I actually feel like I'm not the screw up in my parents' eyes anymore. Until recently they'd been consistantly on my back since I was sixteen years old. SIXTEEN! Never before that. Still haven't really figured that out. I admit, I was somewhat of a badass, or so I thought. It truly took drastic and subconcious measures for me to change my perspective of myself. Well, it's what they should have expected, they raised me to be a strong independent woman and when I finally started to come into my own, all I felt from them was utter rejection and misunderstanding. So I rebelled, like probably all people do, and my parents didn't take kindly to it at all, and they all but disowned me. I'm talking, kicked me out of the house, took the car, took the money.

And that's what I wanted.

I honestly can say that maybe my original intentions weren't as such, but that's the way it ended up. The fights were just getting intolerable, even after they allowed me to come back home to live. So I left. I'd had enough negativity in the months preceding the said incident and all I really wanted to do was curl up in a ball and just give up. But instead, I moved out of there. Probably the best and smartest thing I had done at that point in my life.

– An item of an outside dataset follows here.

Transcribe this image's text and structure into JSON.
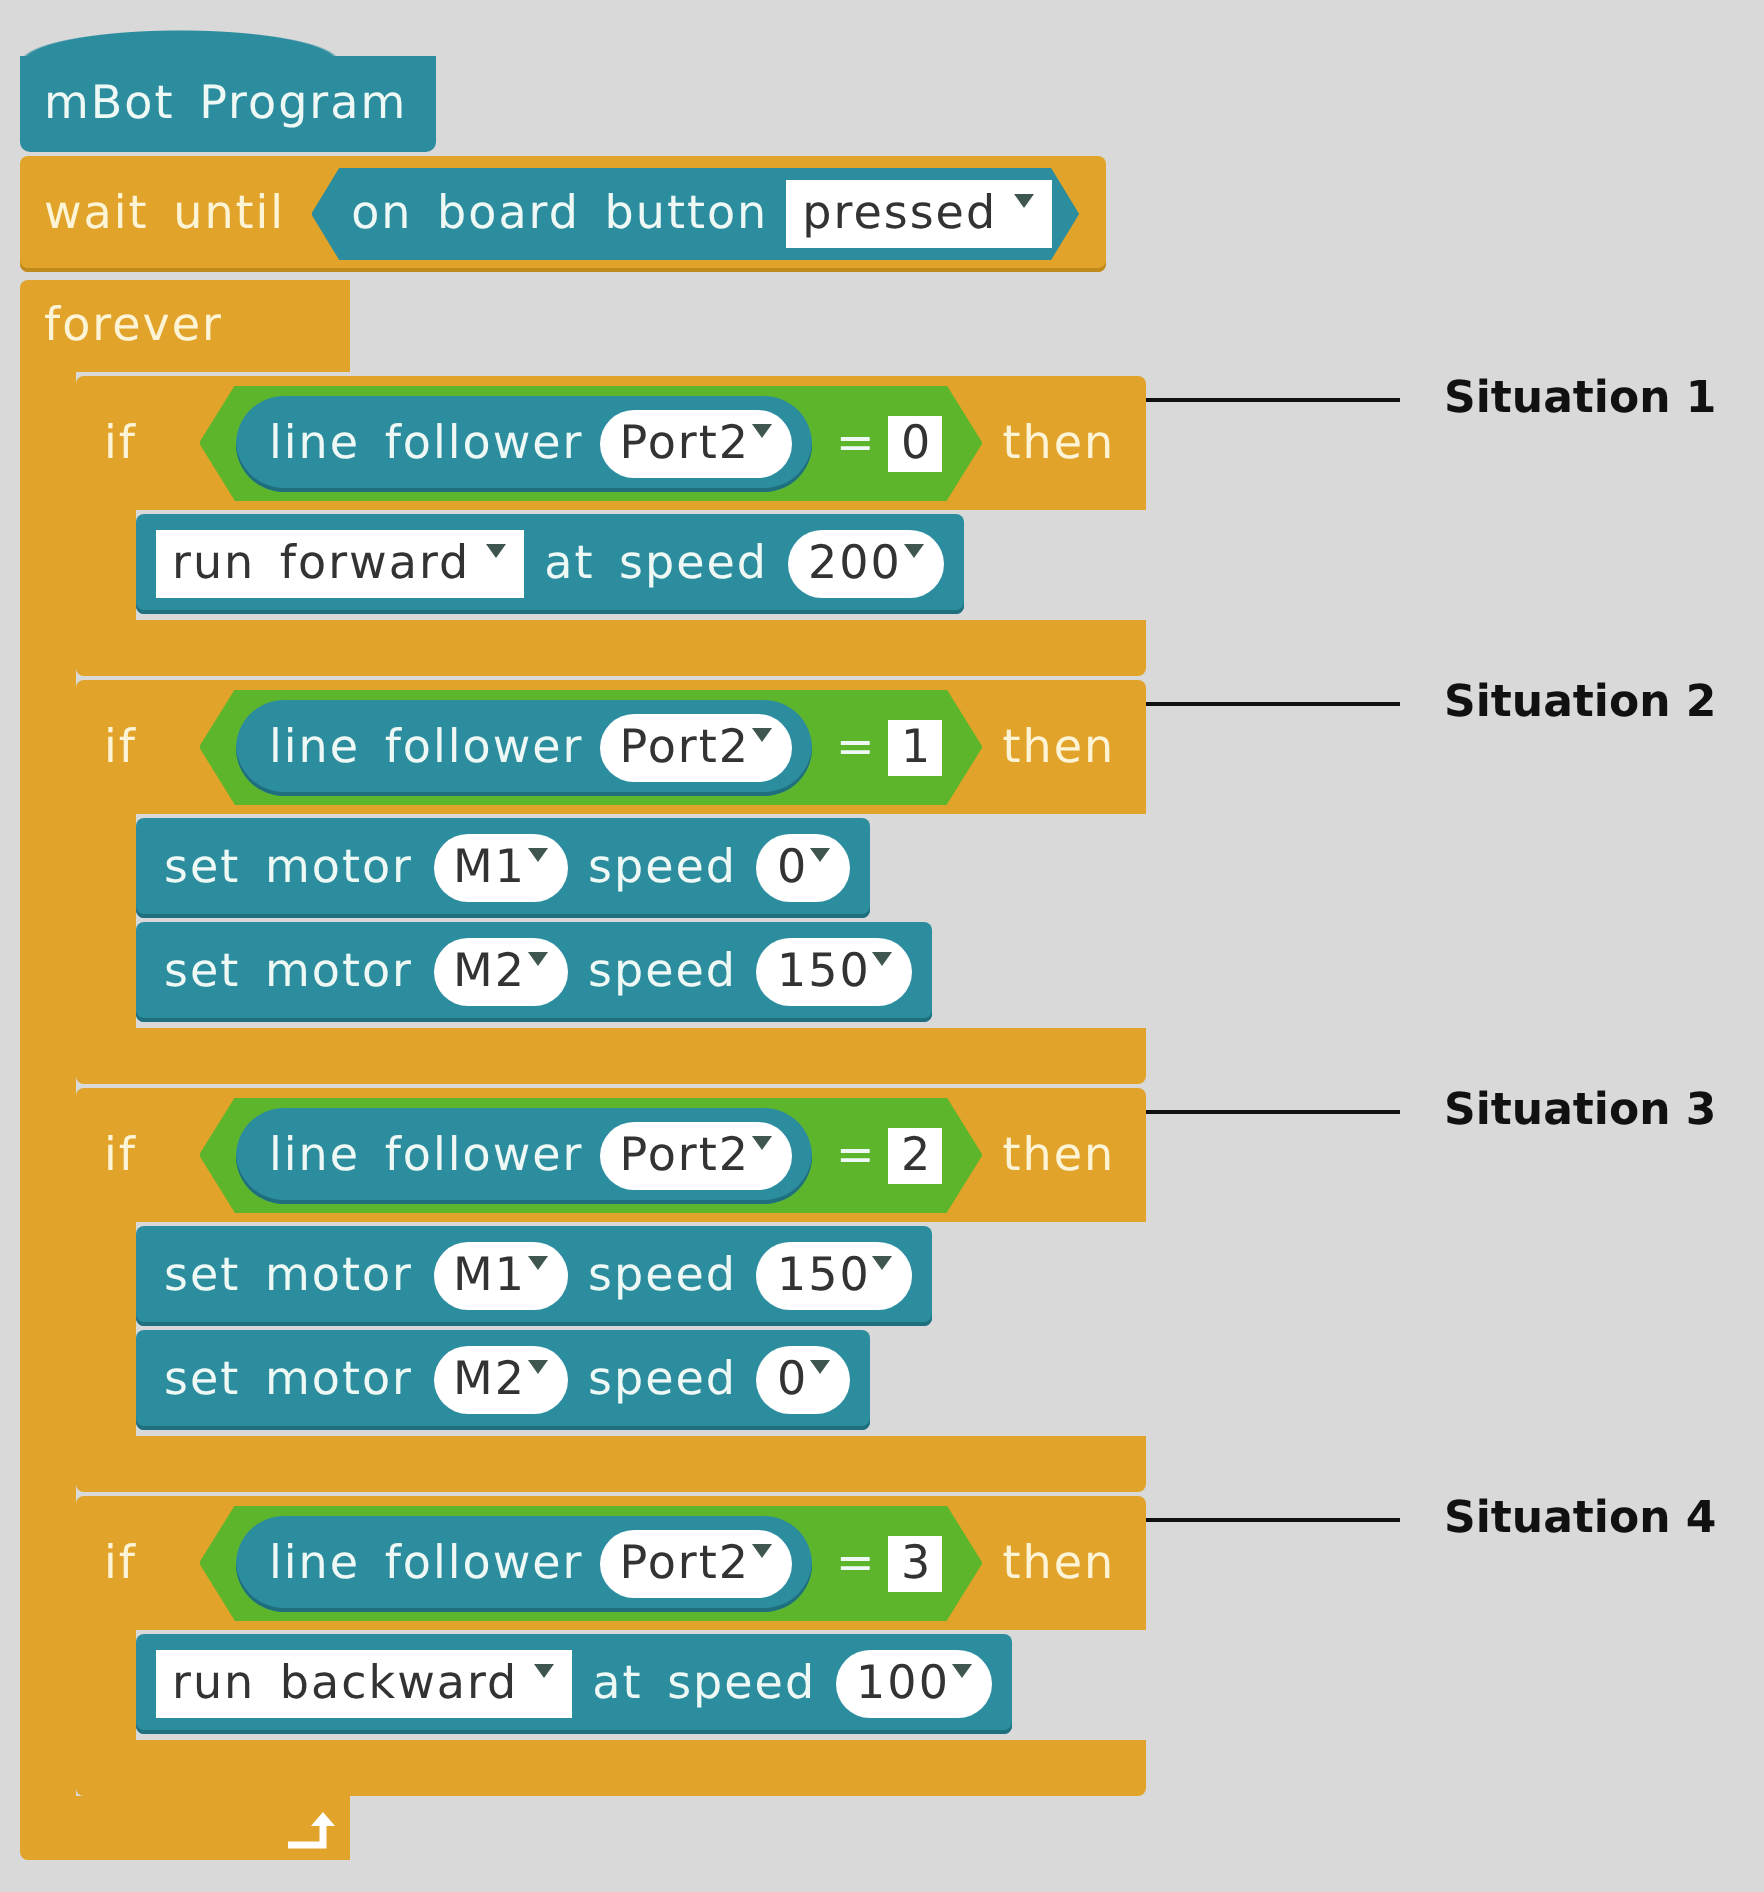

So since then I've gotten my life back on track, I've got a family for the first time in my life, I've got a wonderful boyfriend. (whom I call my unofficial fiance, it bugs the crap out of him) I'm going back to school and am finally going to stop being the screw up and do something somewhat productive. And the greatest part about all this is that I am doing it all for me and I'm getting it all done by myself, like a bloody normal person.

I can finally have a normal conversation with my parents without them telling me that what I am doing is "not me" or "not appropriate." They raised me to be independant. Now I finally am. It's the best feeling I've ever had. And it will only get better.